Hal yang paling menarik selama Dialog pertama di tahun 2008 dan Dialog kedua di tahun 2009 adalah ketika para pemimpin menyepakati ide kerja sama regional.

Sebagai seorang low vision (lemah penglihatan) yang tinggal di negara berkembang seperti Indonesia, saya sendiri mempunyai minat khusus dalam hal kerja sama regional. Kerja sama regional ini harus memberi pengaruh secara strategis pada tingkat nasional. Di negara seperti negara saya di mana jumlah tunanetra berpendidikan tinggi masih sedikit, saya sering merasa bahwa dibanding negara-negara Asia lain, negara saya masih membutuhkan lebih banyak tenaga, dedikasi, dan ide dari saya. Jika saya dapat membuat suatu perubahan di Indonesia, maka perubahan itu juga akan membawa perubahan di Asia karena negara saya merupakan bagian dari kawasan ini. Saya bukanlah seorang egois yang hanya mencintai negara saya saja.

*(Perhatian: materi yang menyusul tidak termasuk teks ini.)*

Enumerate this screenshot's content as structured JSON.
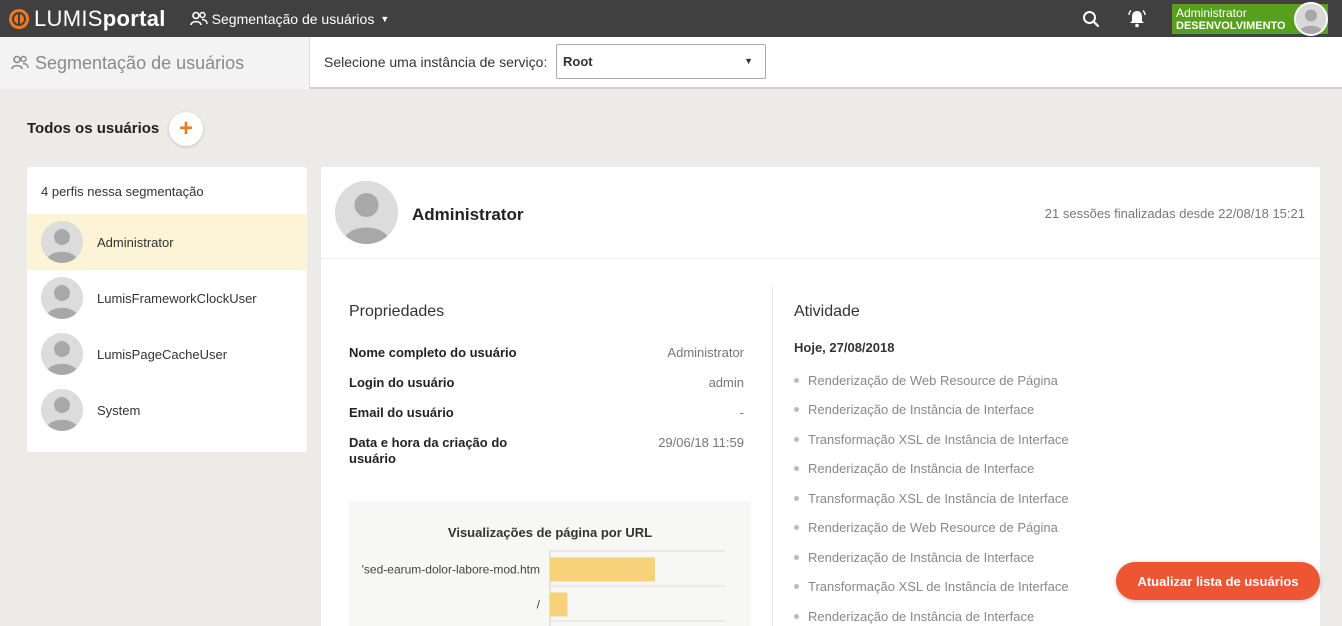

Bukan hal yang mudah bagi siapapun untuk sepakat dalam suatu proyek regional. Setiap peserta mengalami situasi yang berbeda di negara yang berbeda; setiap orang bekerja di bidang yang berbeda, dengan cara berpikir yang berbeda, pendapat yang berbeda, dan tantangan yang berbeda pula. Tapi inilah proses belajar yang sesungguhnya.

Dalam hal ini, kita beruntung karena memiliki seorang Larry Campbell yang mempunyai pengalaman kerja sama di tingkat global dengan orang-orang yang mempunyai masalah penglihatan. Kadang-kadang, ia hanya mendengarkan diskusi. Tapi jika diperlukan, ia akan “melompat” ke tengah-tengah diskusi, memberi saran atau bahkan solusi.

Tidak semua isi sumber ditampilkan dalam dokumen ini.